The New Faith release their debut album 'Me On You' on 6th October. With a distinctly British sound evoked by a yearning heart and the dizzy inertia of youth, TNF’s uproarious soundtrack to growing up is the product of small town dreams, failure, control and loss. Balancing melodic genius with lyrical brilliance, their grandiose yet melancholic sound features gospel choirs and orchestral strings, laced with an addictive pop sensibility that is at once haunting, beautiful, uplifting and heartfelt.
The album follows two singles, ‘Fritter Away’ and TNF's debut release, 'Too Sad To Be Young’, an evocative exploration of music making that was well received in the media.
Hailing from Brighton, TNF is fronted by singer and songwriter Will Charlton, whose sublimely controlled baritone croon sits a-top a wall of guitar and the orchestral arrangements of a band whose sound flits between tender and grandeur.
Based around family, love and personal battles, youth and adulthood, and co-written with guitarist Sam Baldwin, the record’s fourteen reflective songs narrate Will's different relationships as he relocated between towns and territories.
Describing the content of ‘Me On You’, he states that "The tracklisting reflects the story from beginning to end. I moved to Berlin to follow the European Dream, had a break up and moved to Brighton not knowing where I really wanted to be. I tried to write songs to close the chapter. The idea is that as well as being a narrative of the past, the album is also an account of my relations with other people."
The opening track, the anthemic 'There, There’, is about being young and naive, "all those things you’re warned about in your youth that you inevitably become,” he continues, with ’Look The Other Way’, 'Berlin' and 'Sometimes Are' being “the most telling and representative of the album's theme, each about a different person, a different place; trying to come to an understanding of how things always seem to turn out the same.”

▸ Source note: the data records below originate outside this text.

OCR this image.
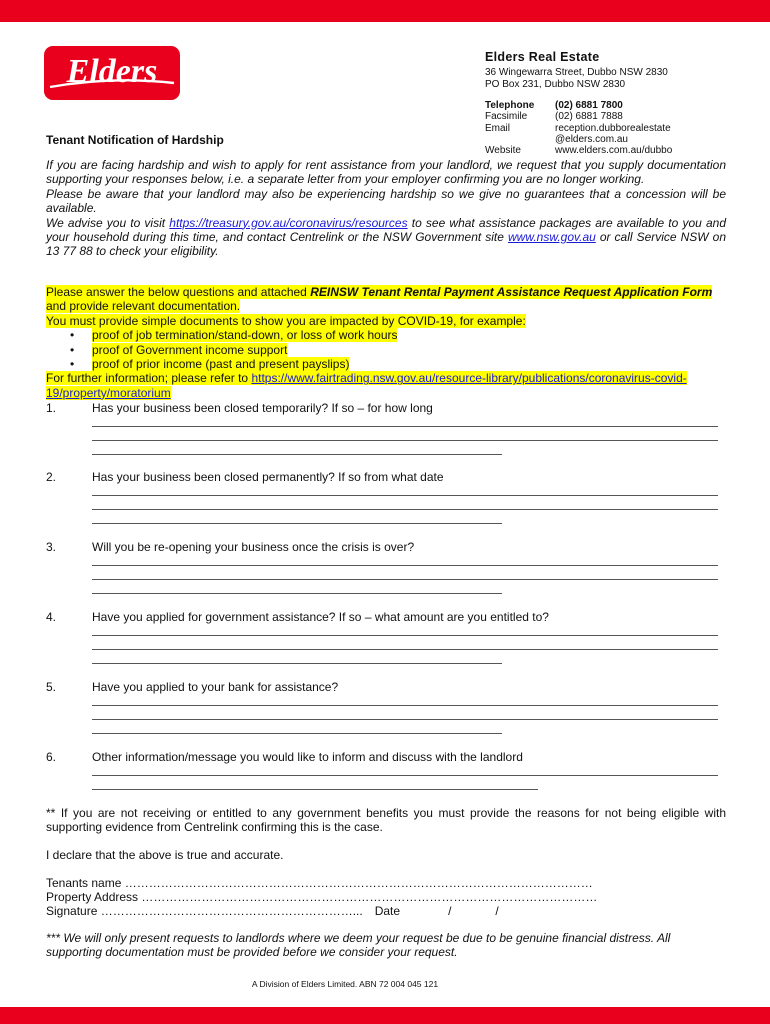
Elders	Elders Real Estate
36 Wingewarra Street, Dubbo NSW 2830
PO Box 231, Dubbo NSW 2830
Telephone	(02) 6881 7800
Facsimile	(02) 6881 7888
Email	reception.dubborealestate
@elders.com.au
Website	www.elders.com.au/dubbo
Tenant Notification of Hardship

If you are facing hardship and wish to apply for rent assistance from your landlord, we request that you supply documentation supporting your responses below, i.e. a separate letter from your employer confirming you are no longer working.

Please be aware that your landlord may also be experiencing hardship so we give no guarantees that a concession will be available.

We advise you to visit https://treasury.gov.au/coronavirus/resources to see what assistance packages are available to you and your household during this time, and contact Centrelink or the NSW Government site www.nsw.gov.au or call Service NSW on 13 77 88 to check your eligibility.

Please answer the below questions and attached REINSW Tenant Rental Payment Assistance Request Application Form and provide relevant documentation.
You must provide simple documents to show you are impacted by COVID-19, for example:
• proof of job termination/stand-down, or loss of work hours
• proof of Government income support
• proof of prior income (past and present payslips)
For further information; please refer to https://www.fairtrading.nsw.gov.au/resource-library/publications/coronavirus-covid-19/property/moratorium
1.	Has your business been closed temporarily? If so – for how long
2.	Has your business been closed permanently? If so from what date
3.	Will you be re-opening your business once the crisis is over?
4.	Have you applied for government assistance? If so – what amount are you entitled to?
5.	Have you applied to your bank for assistance?
6.	Other information/message you would like to inform and discuss with the landlord
** If you are not receiving or entitled to any government benefits you must provide the reasons for not being eligible with supporting evidence from Centrelink confirming this is the case.
I declare that the above is true and accurate.
Tenants name ………………………………………………………………………………………………………
Property Address ……………………………………………………………………………………………………
Signature ………………………………………………………... Date	/	/
*** We will only present requests to landlords where we deem your request be due to be genuine financial distress. All supporting documentation must be provided before we consider your request.
A Division of Elders Limited. ABN 72 004 045 121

The new single 'Fritter Away’ "is written as a letter to my nephew to warn him of the future and what happens as you get older; the transition between youth and adulthood and the emotions he is still too young to understand,” while 'Thirst For The Living Water’ Parts 1 to 3 bookend a letter written in a more reflective tone, "from the fallout of excess to ending up where you didn’t ever want to be.
'Me On You' is mixed and produced by Dave Izumi, whose flair and flavour comes from his beautifully crafted Echo Zoo Studios in Eastbourne. “It's full of reel to reel tape machines, old synths, steinway pianos, a rhino’s head, a mousse’s head and Tony Visconti’s old mixer."
It sees the band reproduce their highly original songs, handpicked from late night sessions and hours of bedroom recordings and home demos.
Two years and a day since Dave first heard the band and called saying he wanted to record them, The New Faith have created a peerless union of relatable lyrics, traditional songwriting and audacious arrangements; a stunning songbook filled with variety and colour.